Radiation for breast cancer is an important treatment known to reduce the risk of the cancer returning and death from the disease. It’s usually given after breast-conserving surgery and sometimes after mastectomy, as it is a key component to breast cancer therapy. However, a new study found that beams of radiation can penetrate beyond the breast to the heart and the arteries that feed it. According to the Huffington Post, the research suggests that women treated with radiation for breast cancer are more likely to develop heart problems later in life, even 20 years after the end of the treatment.

Each year, more than 232,000 American women will be diagnosed with breast cancer. Although there are an estimated three million survivors today, treatments have been linked to heart health risks. Chemotherapy drugs are known to harm the heart muscle, but the new study shows radiation can hurt arteries, making them prone to harden, clog and cause a heart attack.

Researchers at the University of Oxford in England evaluated the magnitude of the risk associated with radiation exposure to the heart. In a study of 2.168 breast cancer patients from Sweden and Denmark who were diagnosed between 1958 and 2001 and treated with radiation, doctors found that any amount of radiation increased the risk of heart disease. Of the participants, 963 women suffered a heart attack, needed an artery-opening procedure or died of heart-artery related causes in the years after their radiation treatment. The remaining participants did not develop these heart problems.

Over the course of 20 years, the risk of heart disease increased an average of 7.4 percent with each additional unit of radiation, which is called a gray. Although new technology allows doctors to reduce exposure to a fraction of one gray, American women often receive radiation of about 2 to 5 gray to the heart. Furthermore, women who received radiation to the left breast, which is closer to the heart, were at especially high risk, along with women who had pre-existing heart disease.

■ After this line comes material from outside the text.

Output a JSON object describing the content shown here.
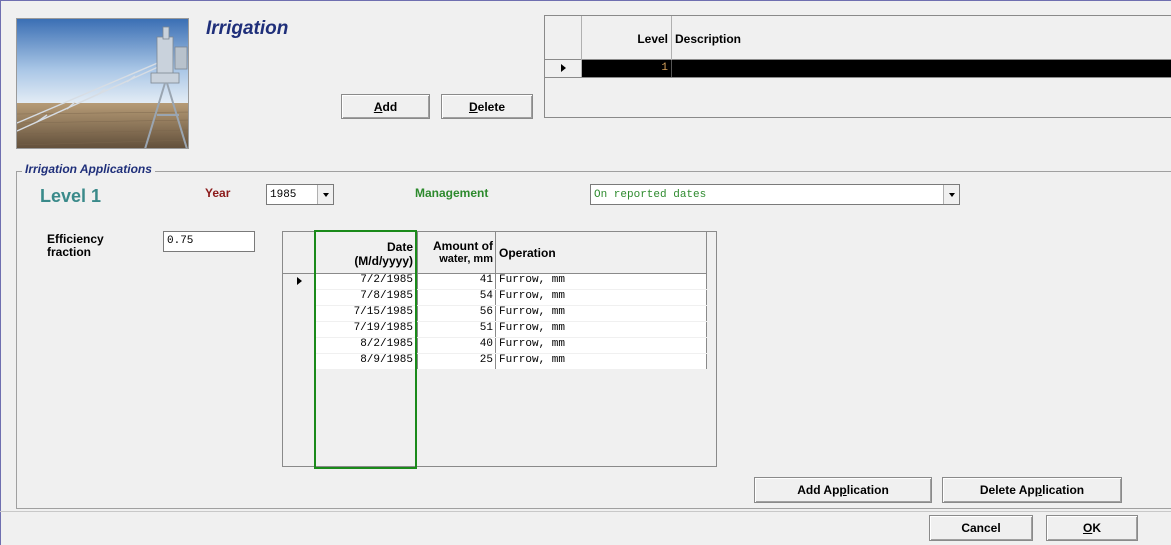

Despite the findings, doctors maintain that patients should not avoid potentially lifesaving radiation therapy because of the risk of heart disease. The cardiac risks are outweighed by the benefits of removing the cancer, and many centers are discovering ways to shield the heart from exposure. Special tables that allow women to lie face-down with holes for the breasts to hang through help deliver radiation to the targeted tissue more effectively. There’s also radiation therapy that is synchronized with patient breath and stops the radiation beam automatically as women breath in and out to nearly eliminate exposure to the heart.

Yet the study still raises concerns about the need to do more to prevent risks with breast cancer treatments. Although the study did not look at all types of heart problems linked with radiation therapy, nor did it consider chemotherapy, women should be aware of heart disease risks after radiation treatment to the breast. Patients can help cut their risk by keeping weight, cholesterol and blood pressure under control, and doctors should identify women with pre-existing heart disease risk factors, in addition to tracking radiation exposure over each patient’s lifetime. Dr. Carolyn Taylor, who led the study, explains that despite improvements in radiation machines, women should still be aware of risks: “This study has shown for the first time that as the radiation dose to the heart increases, so does the risk of radiation-induced heart disease.”